Information Security Analyst
Company Apply Now
The Information Security Analyst serves as a specialist in the development, implementation and
administration of internal security functions including maintaining security requirements. This role
analyzes security policies, processes, and procedures and verifies adherence to those controls.
—Focus on security reviews, internal audits, and issue triaging
- Conduct elevated account audits
- Assist with AWS S3 bucket audits
- Oversee security involvement with workforce termination and general user access audits
- Assist with bugcrowd investigation
- Conduct network and infrastructure reviews, audits, and oversight of open remediation/issues
- Access request review and approvals
-Review and update security procedures and document workflows as necessary
- Support current and future security operations
Must-Have Education and/or Experience
- 2+ years of experience working within information security.

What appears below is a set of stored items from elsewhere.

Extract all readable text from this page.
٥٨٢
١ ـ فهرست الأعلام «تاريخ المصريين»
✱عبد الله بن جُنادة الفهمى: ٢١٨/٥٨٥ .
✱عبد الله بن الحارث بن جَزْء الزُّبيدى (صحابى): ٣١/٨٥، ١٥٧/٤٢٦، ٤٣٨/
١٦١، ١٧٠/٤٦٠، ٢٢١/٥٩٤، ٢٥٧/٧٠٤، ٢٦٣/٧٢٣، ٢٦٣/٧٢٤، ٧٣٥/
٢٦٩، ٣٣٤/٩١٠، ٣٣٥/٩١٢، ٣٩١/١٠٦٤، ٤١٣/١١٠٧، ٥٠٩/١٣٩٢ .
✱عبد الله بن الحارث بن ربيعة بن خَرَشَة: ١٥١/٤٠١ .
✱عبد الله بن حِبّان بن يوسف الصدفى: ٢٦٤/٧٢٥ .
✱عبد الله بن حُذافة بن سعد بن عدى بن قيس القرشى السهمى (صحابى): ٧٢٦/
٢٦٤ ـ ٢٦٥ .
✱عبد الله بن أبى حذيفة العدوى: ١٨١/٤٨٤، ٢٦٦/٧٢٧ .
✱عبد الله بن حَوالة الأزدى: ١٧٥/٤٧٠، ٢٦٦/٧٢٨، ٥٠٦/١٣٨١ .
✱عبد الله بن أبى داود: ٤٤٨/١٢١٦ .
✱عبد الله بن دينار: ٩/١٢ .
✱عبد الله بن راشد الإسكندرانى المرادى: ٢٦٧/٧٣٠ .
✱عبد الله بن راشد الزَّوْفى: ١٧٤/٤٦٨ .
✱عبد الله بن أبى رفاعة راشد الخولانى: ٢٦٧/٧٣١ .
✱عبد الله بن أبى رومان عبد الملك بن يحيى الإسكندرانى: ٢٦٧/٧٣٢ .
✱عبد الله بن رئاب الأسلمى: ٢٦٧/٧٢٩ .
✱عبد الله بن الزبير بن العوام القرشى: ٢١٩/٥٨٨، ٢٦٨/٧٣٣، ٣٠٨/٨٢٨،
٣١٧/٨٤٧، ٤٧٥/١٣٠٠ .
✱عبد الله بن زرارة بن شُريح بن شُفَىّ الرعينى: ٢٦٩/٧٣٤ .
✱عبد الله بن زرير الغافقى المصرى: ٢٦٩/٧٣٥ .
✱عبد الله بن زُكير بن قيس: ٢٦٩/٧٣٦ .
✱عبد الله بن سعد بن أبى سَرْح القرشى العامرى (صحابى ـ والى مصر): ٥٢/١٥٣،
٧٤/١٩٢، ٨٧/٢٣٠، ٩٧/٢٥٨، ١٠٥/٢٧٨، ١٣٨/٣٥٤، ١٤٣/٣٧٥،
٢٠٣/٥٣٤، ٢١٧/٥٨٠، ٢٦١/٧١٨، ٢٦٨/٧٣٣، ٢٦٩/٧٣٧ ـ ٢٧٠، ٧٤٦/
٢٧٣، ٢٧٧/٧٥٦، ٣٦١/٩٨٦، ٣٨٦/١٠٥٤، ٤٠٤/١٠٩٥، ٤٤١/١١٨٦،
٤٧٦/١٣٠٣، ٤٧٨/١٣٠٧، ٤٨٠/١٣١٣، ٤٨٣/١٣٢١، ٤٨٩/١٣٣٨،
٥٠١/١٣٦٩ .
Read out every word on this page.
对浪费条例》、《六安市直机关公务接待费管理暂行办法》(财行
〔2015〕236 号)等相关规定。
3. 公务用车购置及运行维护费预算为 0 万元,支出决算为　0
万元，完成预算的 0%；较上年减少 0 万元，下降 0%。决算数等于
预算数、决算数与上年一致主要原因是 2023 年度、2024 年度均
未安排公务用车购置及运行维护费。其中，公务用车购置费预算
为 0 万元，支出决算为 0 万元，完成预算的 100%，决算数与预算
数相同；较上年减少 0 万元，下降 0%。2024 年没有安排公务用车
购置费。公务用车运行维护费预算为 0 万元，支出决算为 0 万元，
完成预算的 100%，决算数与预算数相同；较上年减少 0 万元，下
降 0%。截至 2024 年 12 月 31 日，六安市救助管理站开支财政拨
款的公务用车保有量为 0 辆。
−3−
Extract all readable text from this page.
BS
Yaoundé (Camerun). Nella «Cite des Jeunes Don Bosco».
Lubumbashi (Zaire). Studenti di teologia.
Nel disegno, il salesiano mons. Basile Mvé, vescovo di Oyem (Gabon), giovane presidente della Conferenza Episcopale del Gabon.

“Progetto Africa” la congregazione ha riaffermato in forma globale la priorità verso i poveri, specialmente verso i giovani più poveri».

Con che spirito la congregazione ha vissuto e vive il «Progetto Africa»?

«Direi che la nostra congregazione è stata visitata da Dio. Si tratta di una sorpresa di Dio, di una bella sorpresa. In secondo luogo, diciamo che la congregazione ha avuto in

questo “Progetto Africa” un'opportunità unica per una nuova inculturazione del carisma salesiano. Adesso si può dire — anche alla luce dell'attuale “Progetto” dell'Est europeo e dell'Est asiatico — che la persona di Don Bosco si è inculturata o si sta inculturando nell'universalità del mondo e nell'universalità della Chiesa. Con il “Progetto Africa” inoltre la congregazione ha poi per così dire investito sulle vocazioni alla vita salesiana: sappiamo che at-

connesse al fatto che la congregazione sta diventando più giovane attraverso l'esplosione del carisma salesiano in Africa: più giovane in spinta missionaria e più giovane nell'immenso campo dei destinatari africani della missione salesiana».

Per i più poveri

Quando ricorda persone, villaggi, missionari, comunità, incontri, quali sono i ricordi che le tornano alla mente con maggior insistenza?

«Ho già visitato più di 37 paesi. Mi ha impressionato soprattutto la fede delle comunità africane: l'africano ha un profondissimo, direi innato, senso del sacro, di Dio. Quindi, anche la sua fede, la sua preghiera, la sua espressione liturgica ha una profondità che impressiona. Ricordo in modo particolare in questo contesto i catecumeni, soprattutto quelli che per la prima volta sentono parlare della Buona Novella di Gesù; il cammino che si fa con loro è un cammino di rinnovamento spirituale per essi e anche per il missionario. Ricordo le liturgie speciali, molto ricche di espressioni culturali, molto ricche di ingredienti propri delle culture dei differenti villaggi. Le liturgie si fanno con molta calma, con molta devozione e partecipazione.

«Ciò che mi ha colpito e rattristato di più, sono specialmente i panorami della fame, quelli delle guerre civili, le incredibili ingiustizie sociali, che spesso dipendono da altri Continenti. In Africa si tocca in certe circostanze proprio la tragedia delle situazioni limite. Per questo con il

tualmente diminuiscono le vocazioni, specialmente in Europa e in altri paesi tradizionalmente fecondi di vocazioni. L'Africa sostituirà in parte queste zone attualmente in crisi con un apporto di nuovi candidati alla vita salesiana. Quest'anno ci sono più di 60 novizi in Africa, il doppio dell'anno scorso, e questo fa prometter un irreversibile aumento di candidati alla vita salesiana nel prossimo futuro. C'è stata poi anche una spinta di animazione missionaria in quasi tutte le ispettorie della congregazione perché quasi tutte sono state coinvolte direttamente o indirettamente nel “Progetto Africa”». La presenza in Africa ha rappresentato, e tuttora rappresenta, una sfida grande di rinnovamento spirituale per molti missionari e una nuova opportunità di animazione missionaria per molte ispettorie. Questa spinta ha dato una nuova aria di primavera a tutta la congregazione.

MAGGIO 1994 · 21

- Experience implementing and maintaining information security technologies, such as: IDS/IPS,
malware prevention, end-point protection, multi-factor authentication, security information and
event management (SIEM), web content filtering, encryption, network access control (NAC),
data loss prevention (DLP), firewall administration, and vulnerability scanners.
- Knowledge of LANs, WANs, SANs, Microsoft Active Directory, Microsoft Windows server and
desktop operating systems, Linux operating systems, Microsoft IIS, Microsoft SQL, and Oracle.
- Expertise in technology platforms, tools, and processes used in the healthcare environment
- Expertise of enterprise architecture, IT operations, and security is required.
- Experience with secure coding practices, ethical hacking, and threat modeling
- Experience with project management
- Demonstrate the initiative to continuously stay apprised of emerging security threats and the
general information security landscape.
- Experience in performing log collection, correlation, and reviews of automated alerts for items
such as, and not limited to malware alerts, change detection alerts, and security system health
alerts exploit attempt alerts, etc.
- In-depth understanding of a variety of network and application attacks.
- Excellent interpersonal, verbal, and written communication ability.
- Excellent problem-solving ability.